Fixing:

[mamanguy]

1. make it compile for redhat which use apr version that is less then 1.5.0 and doesn’t have the function apr_sockaddr_is_wildcard
2. make the module to not drop packets even if there is no proxy header. So users could access the web directly without proxy_protocolw.

[roadrunner2]

Thank you for your contributions, and apologies for the late reply.

A few things. First of all, there are two completely separate things being mixed into one commit, so at the very least this needs to be split up: one commit addressing the compatibility with apr < 1.5, and one commit making the header optional; also, that second log-level commit should probably be merged with the header-optional commit.

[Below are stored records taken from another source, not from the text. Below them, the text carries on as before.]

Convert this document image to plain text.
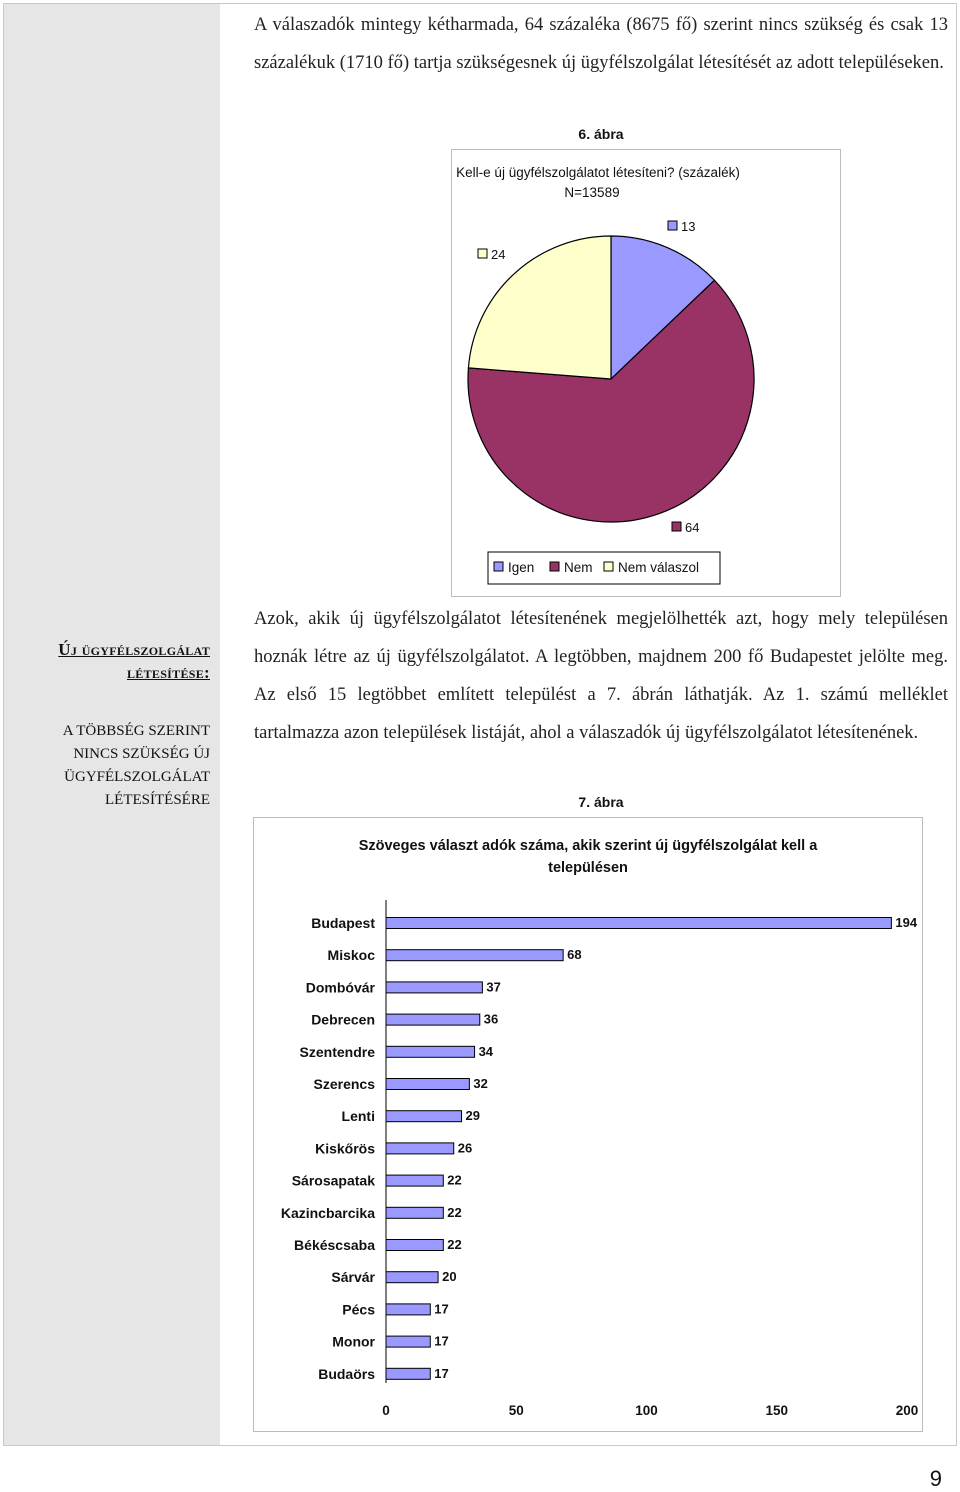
A válaszadók mintegy kétharmada, 64 százaléka (8675 fő) szerint nincs szükség és csak 13 százalékuk (1710 fő) tartja szükségesnek új ügyfélszolgálat létesítését az adott településeken.
6. ábra
Kell-e új ügyfélszolgálatot létesíteni? (százalék)
N=13589
13
64
24
Igen Nem Nem válaszol
Új ügyfélszolgálat létesítése:
A TÖBBSÉG SZERINT NINCS SZÜKSÉG ÚJ ÜGYFÉLSZOLGÁLAT LÉTESÍTÉSÉRE
Azok, akik új ügyfélszolgálatot létesítenének megjelölhették azt, hogy mely településen hoznák létre az új ügyfélszolgálatot. A legtöbben, majdnem 200 fő Budapestet jelölte meg. Az első 15 legtöbbet említett települést a 7. ábrán láthatják. Az 1. számú melléklet tartalmazza azon települések listáját, ahol a válaszadók új ügyfélszolgálatot létesítenének.
7. ábra
Szöveges választ adók száma, akik szerint új ügyfélszolgálat kell a
településen
Budapest	194
Miskoc	68
Dombóvár	37
Debrecen	36
Szentendre	34
Szerencs	32
Lenti	29
Kiskőrös	26
Sárosapatak	22
Kazincbarcika	22
Békéscsaba	22
Sárvár	20
Pécs	17
Monor	17
Budaörs	17
0	50	100	150	200
9
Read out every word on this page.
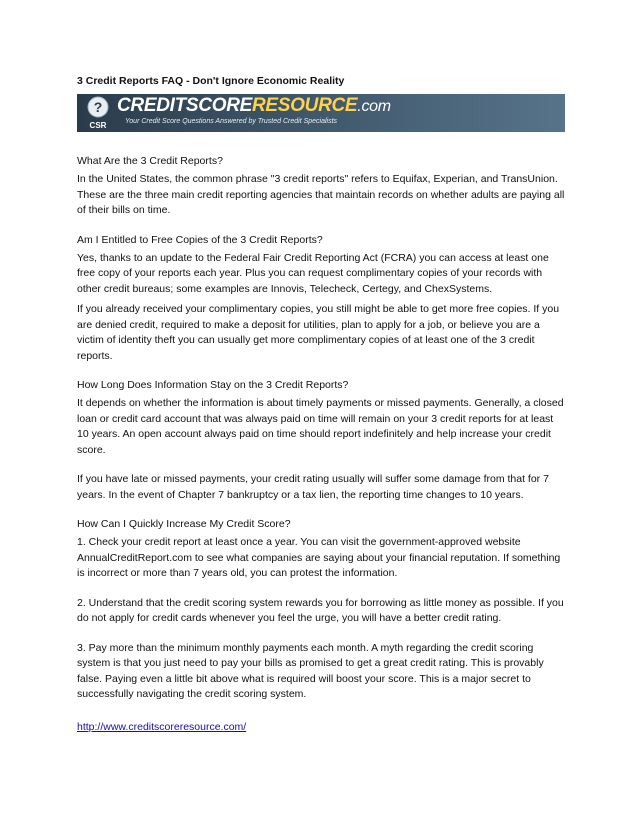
3 Credit Reports FAQ - Don't Ignore Economic Reality
?
CSR
CREDITSCORERESOURCE.com
Your Credit Score Questions Answered by Trusted Credit Specialists
What Are the 3 Credit Reports?
In the United States, the common phrase "3 credit reports" refers to Equifax, Experian, and TransUnion. These are the three main credit reporting agencies that maintain records on whether adults are paying all of their bills on time.
Am I Entitled to Free Copies of the 3 Credit Reports?
Yes, thanks to an update to the Federal Fair Credit Reporting Act (FCRA) you can access at least one free copy of your reports each year. Plus you can request complimentary copies of your records with other credit bureaus; some examples are Innovis, Telecheck, Certegy, and ChexSystems.
If you already received your complimentary copies, you still might be able to get more free copies. If you are denied credit, required to make a deposit for utilities, plan to apply for a job, or believe you are a victim of identity theft you can usually get more complimentary copies of at least one of the 3 credit reports.
How Long Does Information Stay on the 3 Credit Reports?
It depends on whether the information is about timely payments or missed payments. Generally, a closed loan or credit card account that was always paid on time will remain on your 3 credit reports for at least 10 years. An open account always paid on time should report indefinitely and help increase your credit score.
If you have late or missed payments, your credit rating usually will suffer some damage from that for 7 years. In the event of Chapter 7 bankruptcy or a tax lien, the reporting time changes to 10 years.
How Can I Quickly Increase My Credit Score?
1. Check your credit report at least once a year. You can visit the government-approved website AnnualCreditReport.com to see what companies are saying about your financial reputation. If something is incorrect or more than 7 years old, you can protest the information.
2. Understand that the credit scoring system rewards you for borrowing as little money as possible. If you do not apply for credit cards whenever you feel the urge, you will have a better credit rating.
3. Pay more than the minimum monthly payments each month. A myth regarding the credit scoring system is that you just need to pay your bills as promised to get a great credit rating. This is provably false. Paying even a little bit above what is required will boost your score. This is a major secret to successfully navigating the credit scoring system.
http://www.creditscoreresource.com/
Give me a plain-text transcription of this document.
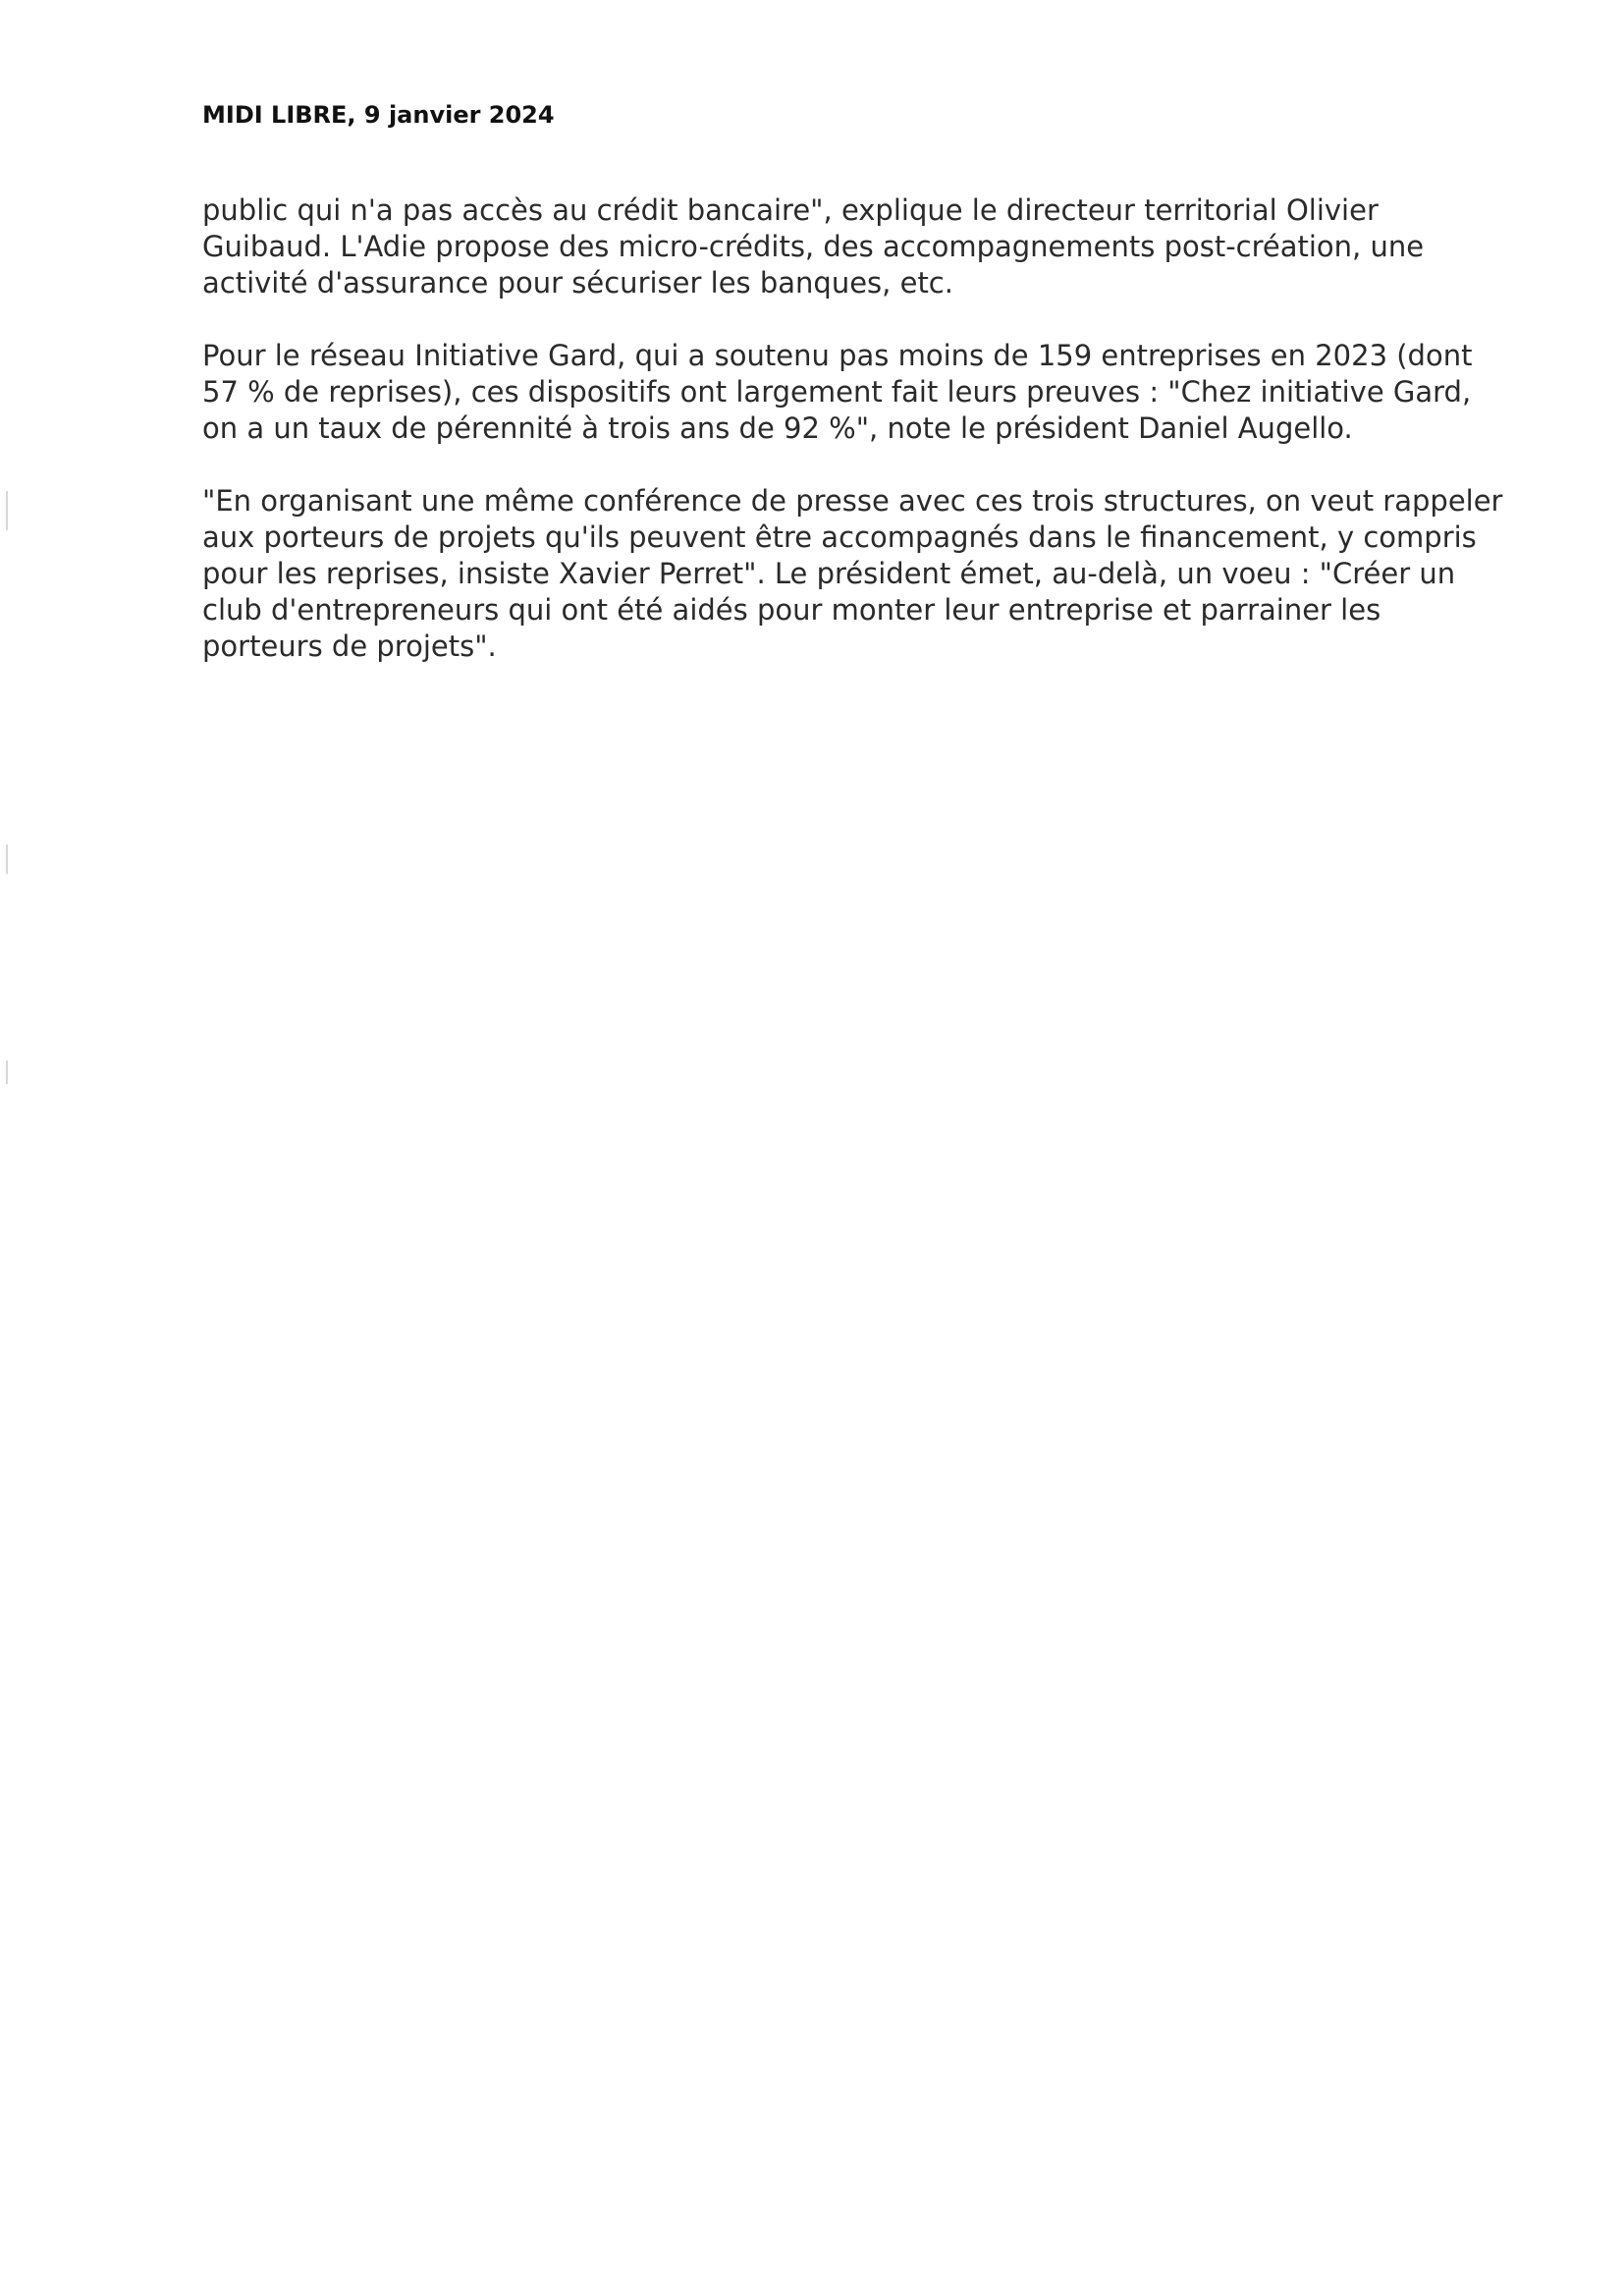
MIDI LIBRE, 9 janvier 2024

public qui n'a pas accès au crédit bancaire", explique le directeur territorial Olivier
Guibaud. L'Adie propose des micro-crédits, des accompagnements post-création, une
activité d'assurance pour sécuriser les banques, etc.

Pour le réseau Initiative Gard, qui a soutenu pas moins de 159 entreprises en 2023 (dont
57 % de reprises), ces dispositifs ont largement fait leurs preuves : "Chez initiative Gard,
on a un taux de pérennité à trois ans de 92 %", note le président Daniel Augello.

"En organisant une même conférence de presse avec ces trois structures, on veut rappeler
aux porteurs de projets qu'ils peuvent être accompagnés dans le financement, y compris
pour les reprises, insiste Xavier Perret". Le président émet, au-delà, un voeu : "Créer un
club d'entrepreneurs qui ont été aidés pour monter leur entreprise et parrainer les
porteurs de projets".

Having said that, I doubt I would accept the header-optional patch at all for security reasons. In fact, the protocol specification explicitly forbids doing that - see http://www.haproxy.org/download/1.5/doc/proxy-protocol.txt, Section 2, 2nd to last paragraph. The way to handle the situation where both direct and indirect access is allowed is to listen on two ports, one configured to expect the proxy-protocol header and which is limited to accepting connections from the load-balancer/gateway/etc, and one which is configured to not expect the proxy-protocol header and which is open to everybody else (or whatever limits you want). E.g. something like the following:

Listen 80
Listen 81

<VirtualHost *:80>
    Include main.inc
</VirtualHost>

<VirtualHost *:81>
    ProxyProtocol On
    <Location />
        Require ip <load-balancer-address>
    </Location>

    Include main.inc
</VirtualHost>

[roadrunner2]

@mamanguy I have now pushed a fix for apr < 1.5 in commit 84d3f3b. It's done a bit differently, and more completely. But thanks for your contribution.

Regarding the option to allow missing proxy header, as I noted above, I don't think this is acceptable from a security standpoint.